Gratuitous Foam and Other Incidents in Eating

In the Green Room with The New Yorker’s Adam Gopnik

Adam Gopnik is a New Yorker staff writer and the author of The Table Comes First: France, Family, and the Meaning of Food. Before talking about foodie culture, he took questions in the green room about why Americans don’t get ice hockey, the historical figures he’d like to hang with, and what he ate for lunch.

Q. What was the last thing that inspired you?

A. I saw a production of Athol Fugard’s play, The Road to Mecca in New York City just before I left. It was terrific, particularly the performance of Rosemary Harris.

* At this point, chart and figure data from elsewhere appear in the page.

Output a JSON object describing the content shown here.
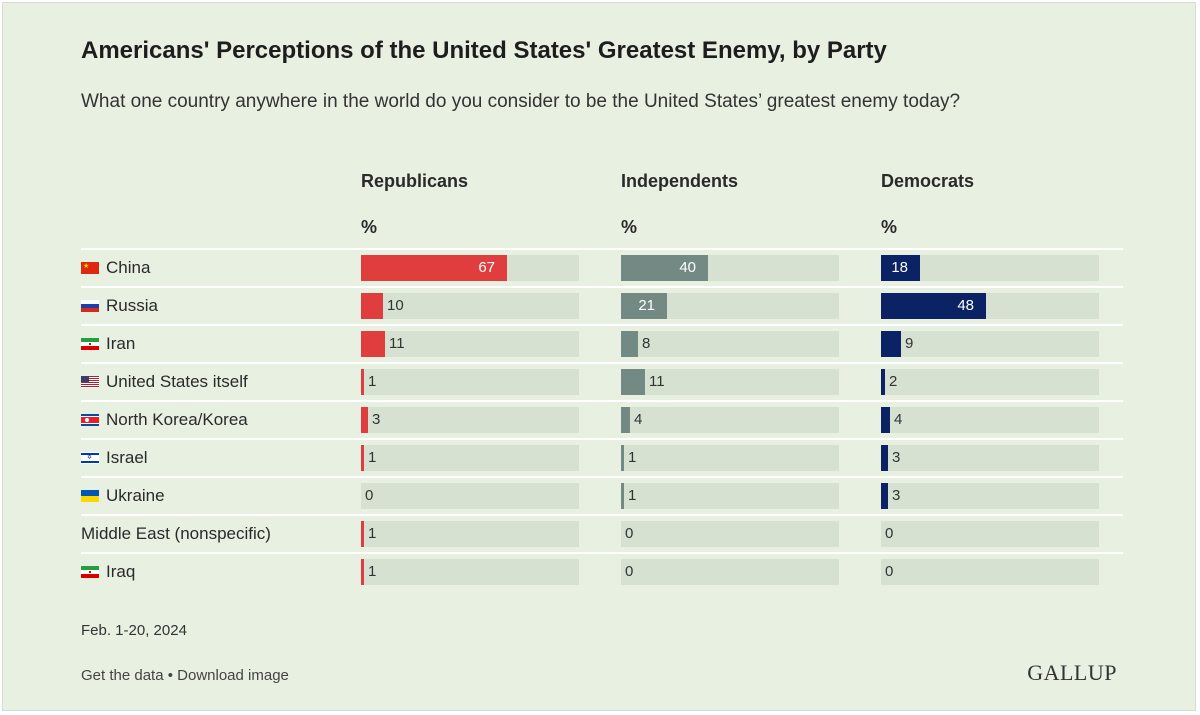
{
  "title": "Americans' Perceptions of the United States' Greatest Enemy, by Party",
  "subtitle": "What one country anywhere in the world do you consider to be the United States’ greatest enemy today?",
  "date_note": "Feb. 1-20, 2024",
  "footer": {
    "get_data": "Get the data",
    "separator": " • ",
    "download": "Download image"
  },
  "logo": "GALLUP",
  "colors": {
    "Republicans": "#e03e3e",
    "Independents": "#728a83",
    "Democrats": "#0b2265",
    "track": "#d6e1d2"
  },
  "chart_data": {
    "type": "bar",
    "orientation": "horizontal",
    "unit": "%",
    "xlim": [
      0,
      100
    ],
    "categories": [
      "China",
      "Russia",
      "Iran",
      "United States itself",
      "North Korea/Korea",
      "Israel",
      "Ukraine",
      "Middle East (nonspecific)",
      "Iraq"
    ],
    "flags": [
      "china",
      "russia",
      "iran",
      "usa",
      "north-korea",
      "israel",
      "ukraine",
      "",
      "iraq"
    ],
    "series": [
      {
        "name": "Republicans",
        "values": [
          67,
          10,
          11,
          1,
          3,
          1,
          0,
          1,
          1
        ]
      },
      {
        "name": "Independents",
        "values": [
          40,
          21,
          8,
          11,
          4,
          1,
          1,
          0,
          0
        ]
      },
      {
        "name": "Democrats",
        "values": [
          18,
          48,
          9,
          2,
          4,
          3,
          3,
          0,
          0
        ]
      }
    ]
  }
}
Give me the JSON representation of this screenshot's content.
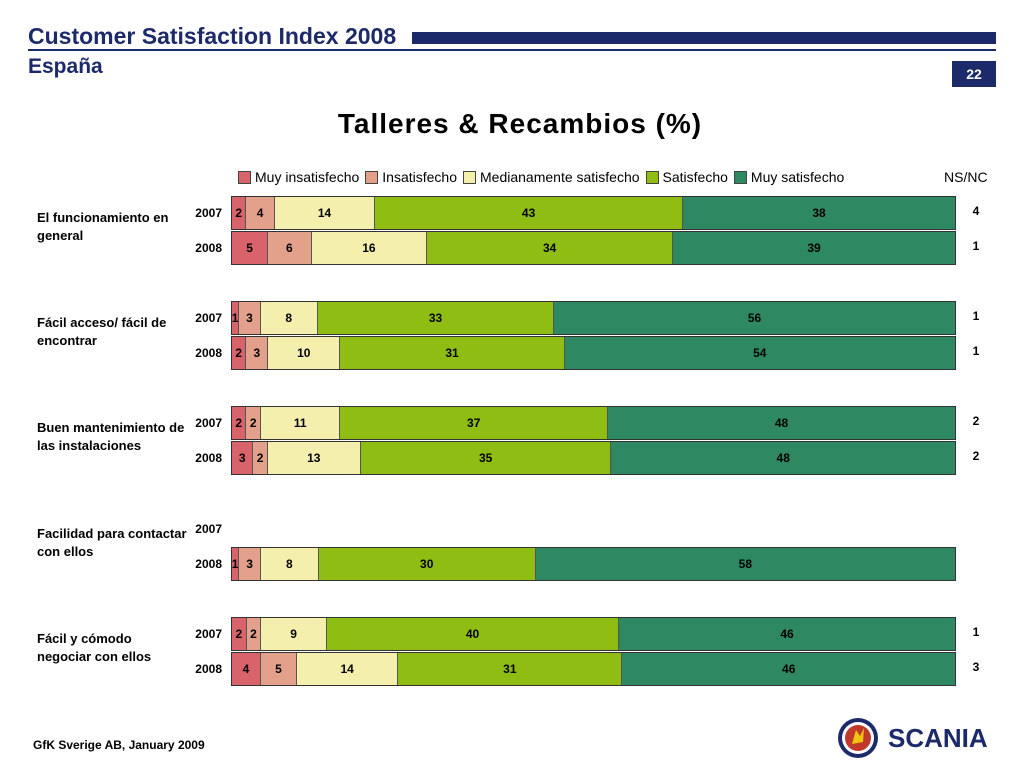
{
  "header": {
    "title": "Customer Satisfaction Index 2008",
    "subtitle": "España",
    "page_number": "22"
  },
  "footer": {
    "source": "GfK Sverige AB, January 2009"
  },
  "logo": {
    "brand": "SCANIA",
    "icon": "scania-griffin-icon"
  },
  "colors": {
    "brand_navy": "#1c2a6b",
    "muy_insatisfecho": "#d9636b",
    "insatisfecho": "#e3a08a",
    "medianamente_satisfecho": "#f4efac",
    "satisfecho": "#8fbd14",
    "muy_satisfecho": "#2e8862"
  },
  "chart_data": {
    "type": "bar",
    "orientation": "horizontal-stacked-100",
    "title": "Talleres & Recambios (%)",
    "legend_position": "top",
    "series": [
      {
        "name": "Muy insatisfecho",
        "color": "#d9636b"
      },
      {
        "name": "Insatisfecho",
        "color": "#e3a08a"
      },
      {
        "name": "Medianamente satisfecho",
        "color": "#f4efac"
      },
      {
        "name": "Satisfecho",
        "color": "#8fbd14"
      },
      {
        "name": "Muy satisfecho",
        "color": "#2e8862"
      }
    ],
    "nsnc_label": "NS/NC",
    "groups": [
      {
        "question": "El funcionamiento en general",
        "rows": [
          {
            "year": "2007",
            "values": [
              2,
              4,
              14,
              43,
              38
            ],
            "nsnc": "4"
          },
          {
            "year": "2008",
            "values": [
              5,
              6,
              16,
              34,
              39
            ],
            "nsnc": "1"
          }
        ]
      },
      {
        "question": "Fácil acceso/ fácil de encontrar",
        "rows": [
          {
            "year": "2007",
            "values": [
              1,
              3,
              8,
              33,
              56
            ],
            "nsnc": "1"
          },
          {
            "year": "2008",
            "values": [
              2,
              3,
              10,
              31,
              54
            ],
            "nsnc": "1"
          }
        ]
      },
      {
        "question": "Buen mantenimiento de las instalaciones",
        "rows": [
          {
            "year": "2007",
            "values": [
              2,
              2,
              11,
              37,
              48
            ],
            "nsnc": "2"
          },
          {
            "year": "2008",
            "values": [
              3,
              2,
              13,
              35,
              48
            ],
            "nsnc": "2"
          }
        ]
      },
      {
        "question": "Facilidad para contactar con ellos",
        "rows": [
          {
            "year": "2007",
            "values": null,
            "nsnc": ""
          },
          {
            "year": "2008",
            "values": [
              1,
              3,
              8,
              30,
              58
            ],
            "nsnc": ""
          }
        ]
      },
      {
        "question": "Fácil y cómodo negociar con ellos",
        "rows": [
          {
            "year": "2007",
            "values": [
              2,
              2,
              9,
              40,
              46
            ],
            "nsnc": "1"
          },
          {
            "year": "2008",
            "values": [
              4,
              5,
              14,
              31,
              46
            ],
            "nsnc": "3"
          }
        ]
      }
    ]
  }
}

Q. I know you write children’s books. What are some of your favorites?

A. That’s easy: Alice Through the Looking-Glass, and What Alice Found There.

Q. What do you like most about Los Angeles?

A. It’s the one city that I visit that’s organized in every way-geographically, spatially, emotionally-in a way that’s radically unlike New York or any European city. It doesn’t seem to ape 19th-century cities. It makes it profoundly disorienting and extremely interesting.

Q. Ask yourself a question, then answer it.

A. What’s your biggest disability when it comes to Los Angeles? I don’t know how to drive. I truly cannot get behind the wheel of a car and propel myself.

Q. What French word or phrase do you wish had an English equivalent?

A. Trahison des clercs. It’s a phrase that means generally, intellectuals abdicating responsibilities for detached criticism of the world, and passionately taking sides at the cost of intellectual honesty. I like that phrase a lot and nobody in America knows what it means.

Q. What’s the biggest thing Americans don’t understand about ice hockey?

A. That it is a very strategically subtle game, and that it rewards situational intelligence more than any other of the major spectator sports.

Q. What promise to yourself do you break most often?

A. Not to go online for a period of days.

Q. Who is the one person, living or dead, that you’d love to have a beer with?

A. I don’t know if he would have a beer, but I would love to have a port with Dr. [Samuel] Johnson. Or a glass of wine with Orson Welles. Or a cigarette, even though I don’t smoke, with Kenneth Tynan.

Q. What do you love to hate?

A. Gary Bettman and the administration of the NHL, which is destroying the strategic subtlety of hockey and replacing it with televised brutality.

Q. What have you eaten today?

A. I had lunch at the Getty-a very nice kind of pasta with nice lardons, but there was a kind of foam laid on top of it for no good reason. And it struck me that gratuitous foam is the décor of our time. You could probably write a good book called Gratuitous Foam and Other Incidents in Eating.

Q. What surprises you most about your life right now?

A. How little it’s changed in the past 10 years, and how I’ve come to be this age.